[tex]y = \ln(x) \cos(2x)[/tex]
Take the logarithm of both sides.
[tex]\ln(y) = \ln\bigg(\ln(x) \cos(2x)\bigg)[/tex]
Expand the right side.
[tex]\ln(y) = \ln\bigg(\ln(x)\bigg) + \ln\bigg(\cos(2x)\bigg)[/tex]
Use the chain rule to differentiate both sides with respect to [tex]x[/tex].

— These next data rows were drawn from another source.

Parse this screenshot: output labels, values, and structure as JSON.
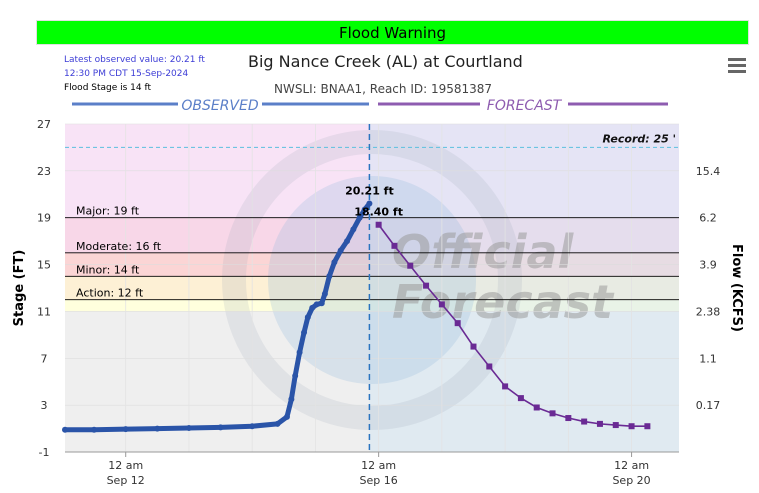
{
  "banner": {
    "label": "Flood Warning",
    "color": "#00ff00"
  },
  "observation": {
    "latest": "Latest observed value: 20.21 ft",
    "time": "12:30 PM CDT 15-Sep-2024",
    "flood_stage": "Flood Stage is 14 ft"
  },
  "header": {
    "title": "Big Nance Creek (AL) at Courtland",
    "subtitle": "NWSLI: BNAA1, Reach ID: 19581387"
  },
  "menu": {
    "icon": "hamburger-menu-icon"
  },
  "watermark": {
    "line1": "Official",
    "line2": "Forecast"
  },
  "chart_data": {
    "type": "line",
    "title": "Big Nance Creek (AL) at Courtland",
    "ylabel": "Stage (FT)",
    "y2label": "Flow (KCFS)",
    "ylim": [
      -1,
      27
    ],
    "y_ticks": [
      27,
      23,
      19,
      15,
      11,
      7,
      3,
      -1
    ],
    "flow_ticks": [
      {
        "stage": 23,
        "label": "15.4"
      },
      {
        "stage": 19,
        "label": "6.2"
      },
      {
        "stage": 15,
        "label": "3.9"
      },
      {
        "stage": 11,
        "label": "2.38"
      },
      {
        "stage": 7,
        "label": "1.1"
      },
      {
        "stage": 3,
        "label": "0.17"
      }
    ],
    "x_ticks": [
      {
        "day": 12.0,
        "line1": "12 am",
        "line2": "Sep 12"
      },
      {
        "day": 16.0,
        "line1": "12 am",
        "line2": "Sep 16"
      },
      {
        "day": 20.0,
        "line1": "12 am",
        "line2": "Sep 20"
      }
    ],
    "x_gridlines": [
      12.0,
      13.0,
      14.0,
      15.0,
      16.0,
      17.0,
      18.0,
      19.0,
      20.0
    ],
    "xlim": [
      11.04,
      20.75
    ],
    "sections": {
      "observed": "OBSERVED",
      "forecast": "FORECAST"
    },
    "now_day": 15.854,
    "record": {
      "label": "Record: 25 '",
      "value": 25
    },
    "thresholds": [
      {
        "name": "Major",
        "label": "Major: 19 ft",
        "value": 19,
        "color": "#f8d7e8"
      },
      {
        "name": "Moderate",
        "label": "Moderate: 16 ft",
        "value": 16,
        "color": "#fbd5d5"
      },
      {
        "name": "Minor",
        "label": "Minor: 14 ft",
        "value": 14,
        "color": "#fdf0d5"
      },
      {
        "name": "Action",
        "label": "Action: 12 ft",
        "value": 12,
        "color": "#ffffdd"
      }
    ],
    "band_colors": {
      "record": "#f8e3f6",
      "normal": "#efefef",
      "forecast_tint": "#cfe4f5"
    },
    "series": [
      {
        "name": "Observed",
        "color": "#2a54a8",
        "x": [
          11.04,
          11.5,
          12.0,
          12.5,
          13.0,
          13.5,
          14.0,
          14.4,
          14.55,
          14.62,
          14.68,
          14.75,
          14.82,
          14.88,
          14.95,
          15.02,
          15.1,
          15.15,
          15.22,
          15.3,
          15.4,
          15.5,
          15.6,
          15.7,
          15.78,
          15.854
        ],
        "values": [
          0.9,
          0.9,
          0.95,
          1.0,
          1.05,
          1.1,
          1.2,
          1.4,
          2.0,
          3.5,
          5.5,
          7.5,
          9.2,
          10.5,
          11.3,
          11.6,
          11.7,
          12.5,
          14.0,
          15.2,
          16.2,
          17.0,
          18.0,
          19.0,
          19.7,
          20.21
        ],
        "end_label": "20.21 ft"
      },
      {
        "name": "Forecast",
        "color": "#6a2a94",
        "x": [
          16.0,
          16.25,
          16.5,
          16.75,
          17.0,
          17.25,
          17.5,
          17.75,
          18.0,
          18.25,
          18.5,
          18.75,
          19.0,
          19.25,
          19.5,
          19.75,
          20.0,
          20.25
        ],
        "values": [
          18.4,
          16.6,
          14.9,
          13.2,
          11.6,
          10.0,
          8.0,
          6.3,
          4.6,
          3.6,
          2.8,
          2.3,
          1.9,
          1.6,
          1.4,
          1.3,
          1.2,
          1.2
        ],
        "start_label": "18.40 ft"
      }
    ]
  }
}
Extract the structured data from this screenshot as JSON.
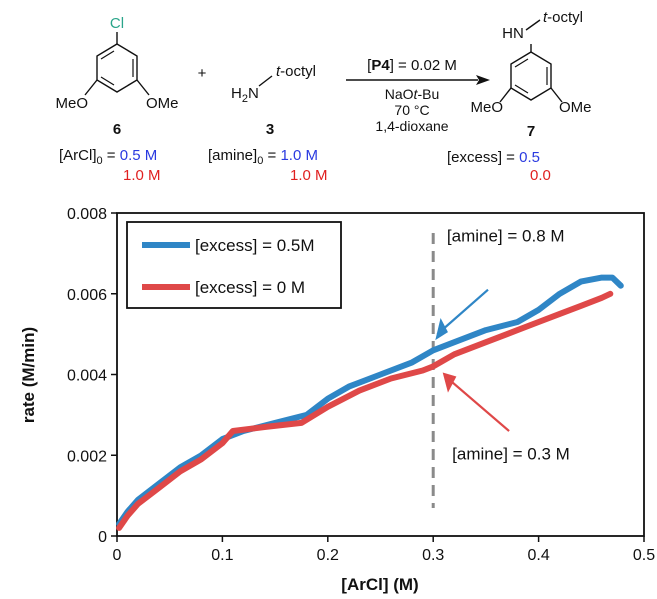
{
  "scheme": {
    "aryl_substituent": "Cl",
    "ome_left": "MeO",
    "ome_right": "OMe",
    "plus": "+",
    "amine_h2n": "H",
    "amine_sub": "2",
    "amine_n": "N",
    "t_octyl": "t",
    "t_octyl_rest": "-octyl",
    "hn": "HN",
    "compound_6": "6",
    "compound_3": "3",
    "compound_7": "7",
    "arcl_label_pre": "[ArCl]",
    "arcl_label_sub": "0",
    "arcl_label_eq": " = ",
    "arcl_value_1": "0.5 M",
    "arcl_value_2": "1.0 M",
    "amine_label_pre": "[amine]",
    "amine_label_sub": "0",
    "amine_label_eq": " = ",
    "amine_value_1": "1.0 M",
    "amine_value_2": "1.0 M",
    "excess_label": "[excess] = ",
    "excess_value_1": "0.5",
    "excess_value_2": "0.0",
    "cond_p4_open": "[",
    "cond_p4": "P4",
    "cond_p4_close": "] = 0.02 M",
    "cond_base_a": "NaO",
    "cond_base_t": "t",
    "cond_base_b": "-Bu",
    "cond_temp": "70 °C",
    "cond_solvent": "1,4-dioxane",
    "color_blue_text": "#2a3ae0",
    "color_red_text": "#e01f1f",
    "color_cl": "#2aa58a"
  },
  "chart_data": {
    "type": "line",
    "xlabel": "[ArCl] (M)",
    "ylabel": "rate (M/min)",
    "xlim": [
      0,
      0.5
    ],
    "ylim": [
      0,
      0.008
    ],
    "xticks": [
      "0",
      "0.1",
      "0.2",
      "0.3",
      "0.4",
      "0.5"
    ],
    "yticks": [
      "0",
      "0.002",
      "0.004",
      "0.006",
      "0.008"
    ],
    "legend_position": "top-left",
    "series": [
      {
        "name": "[excess] = 0.5M",
        "color": "#2f86c6",
        "x": [
          0.002,
          0.01,
          0.02,
          0.04,
          0.06,
          0.08,
          0.1,
          0.12,
          0.15,
          0.18,
          0.2,
          0.22,
          0.25,
          0.28,
          0.3,
          0.32,
          0.35,
          0.38,
          0.4,
          0.42,
          0.44,
          0.46,
          0.47,
          0.478
        ],
        "y": [
          0.0003,
          0.0006,
          0.0009,
          0.0013,
          0.0017,
          0.002,
          0.0024,
          0.0026,
          0.0028,
          0.003,
          0.0034,
          0.0037,
          0.004,
          0.0043,
          0.0046,
          0.0048,
          0.0051,
          0.0053,
          0.0056,
          0.006,
          0.0063,
          0.0064,
          0.0064,
          0.0062
        ]
      },
      {
        "name": "[excess] = 0 M",
        "color": "#df4848",
        "x": [
          0.002,
          0.01,
          0.02,
          0.04,
          0.06,
          0.08,
          0.1,
          0.11,
          0.14,
          0.175,
          0.2,
          0.23,
          0.26,
          0.29,
          0.3,
          0.32,
          0.35,
          0.38,
          0.4,
          0.42,
          0.44,
          0.46,
          0.468
        ],
        "y": [
          0.0002,
          0.0005,
          0.0008,
          0.0012,
          0.0016,
          0.0019,
          0.0023,
          0.0026,
          0.0027,
          0.0028,
          0.0032,
          0.0036,
          0.0039,
          0.0041,
          0.0042,
          0.0045,
          0.0048,
          0.0051,
          0.0053,
          0.0055,
          0.0057,
          0.0059,
          0.006
        ]
      }
    ],
    "vline": {
      "x": 0.3,
      "style": "dashed",
      "color": "#8a8a8a"
    },
    "annotations": [
      {
        "text": "[amine] = 0.8 M",
        "color": "#2f86c6",
        "x": 0.3,
        "y": 0.0047
      },
      {
        "text": "[amine] = 0.3 M",
        "color": "#df4848",
        "x": 0.3,
        "y": 0.0041
      }
    ]
  }
}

[tex]\dfrac{y'}y = \dfrac{\bigg(\ln(x)\bigg)'}{\ln(x)} + \dfrac{\bigg(\cos(2x)\bigg)'}{\cos(2x)}[/tex]
[tex]\dfrac{y'}y = \dfrac1{x\ln(x)} - \dfrac{\sin(2x)\bigg(2x\bigg)'}{\cos(2x)}[/tex]
[tex]\dfrac{y'}y = \dfrac1{x\ln(x)} - 2 \tan(2x)[/tex]
Solve for [tex]y'[/tex].
[tex]\dfrac{y'}y = \dfrac{1 - 2x \ln(x) \tan(2x)}{x\ln(x)}[/tex]
[tex]y' = \dfrac{1 - 2x \ln(x) \tan(2x)}{x\ln(x)}\,y[/tex]
[tex]y' = \dfrac{1 - 2x \ln(x) \tan(2x)}{x\ln(x)}\,\bigg(\ln(x) \cos(2x)\bigg)[/tex]
[tex]y' = \boxed{\dfrac{\cos(2x) - 2x \ln(x) \sin(2x)}x}[/tex]